The threshold PSA level for biopsy was 4 ng per millimeter.
Although this study suggests that higher levels of PSA screening do not decrease the risk of death from prostate cancer, the researchers note that follow-up is ongoing and final results are not yet available.
What do the results of these two studies mean for men? An editorial that accompanies the studies notes that “Serial PSA screening has at best a modest effect on prostate-cancer mortality during the first decade of follow-up. This benefit comes at the cost of substantial overdiagnosis and overtreatment.” Because the balance of potential risks and benefits is likely to be perceived differently by different people, the editorial goes on to state “…a shared decision-making approach to PSA screening, as recommended by most guidelines, seems more appropriate than ever.”

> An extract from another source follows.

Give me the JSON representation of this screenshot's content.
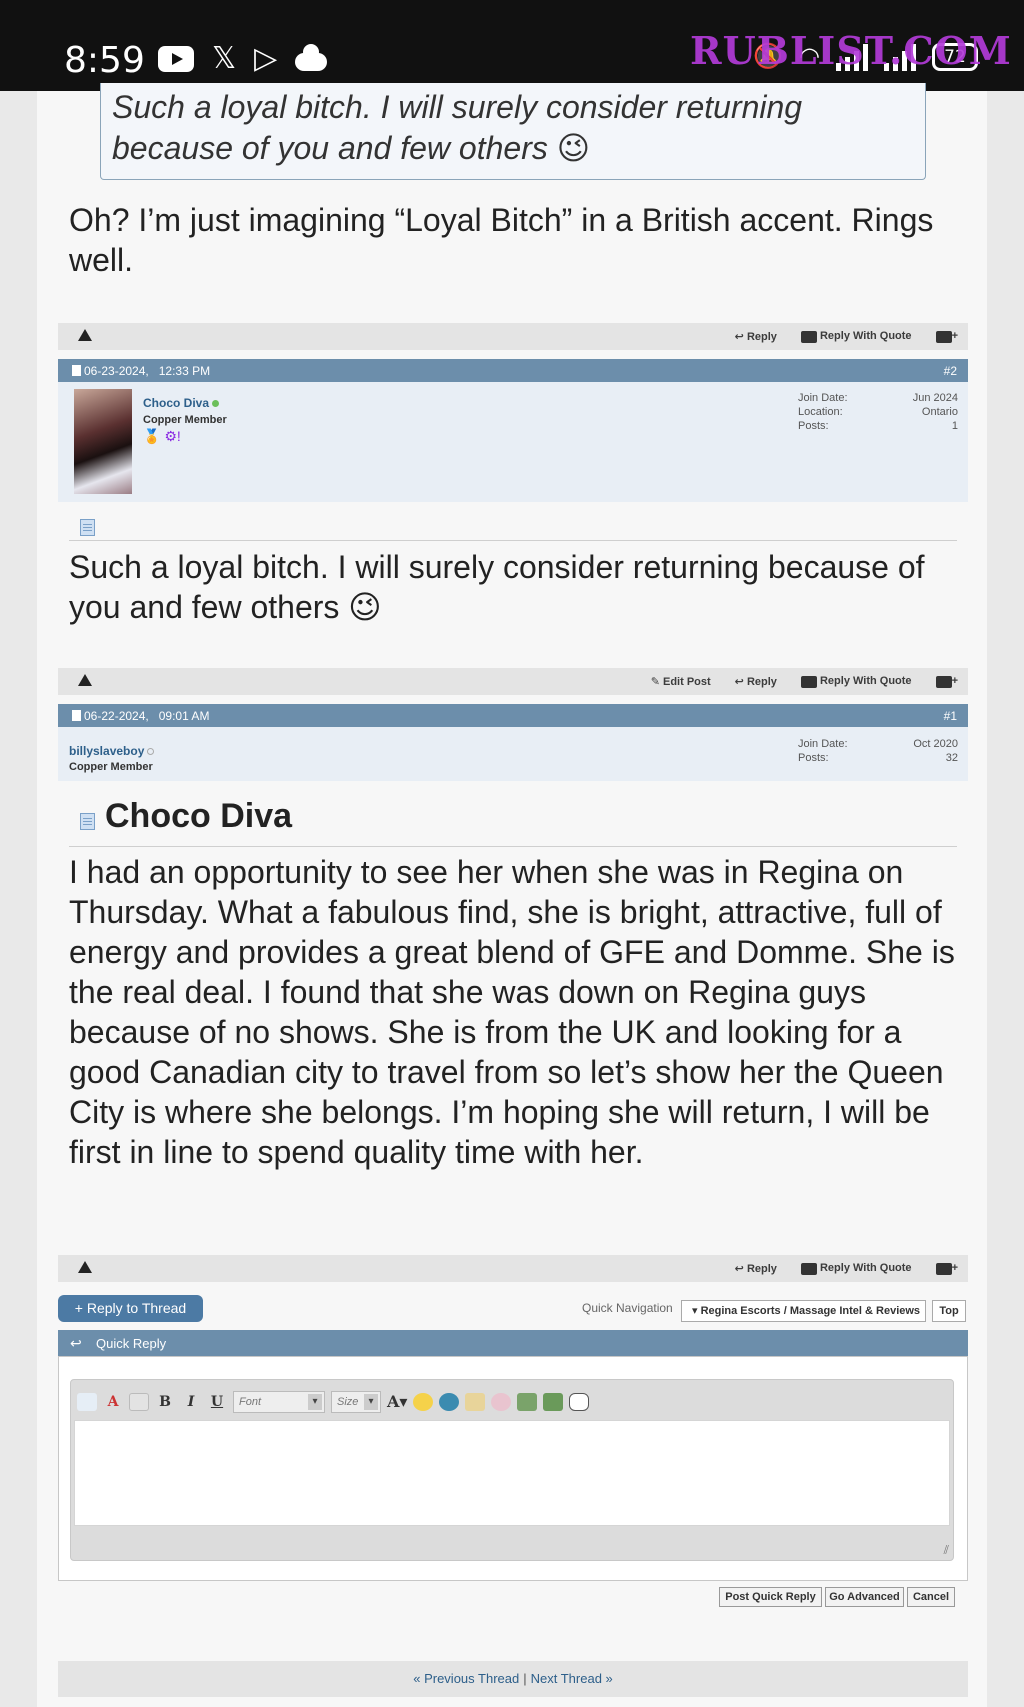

Men who are considering PSA testing are advised to discuss the potential risks and benefits with their physician.
 Andriole GL, Grubb RL, Buys SS et al. Mortality results from a randomized prostate-cancer screening trial. New England Journal of Medicine. 2009;360:1310-9.
 Schröder FH, Hugosson J, Roobol MJ et al. Screening and prostate-cancer mortality in a randomized European study. New England Journal of Medicine. 2009;360:1320-8.
 Barry MJ. Screening for prostate cancer: the controversy that refuses to die. New England Journal of Medicine. 2009;360:1351-4.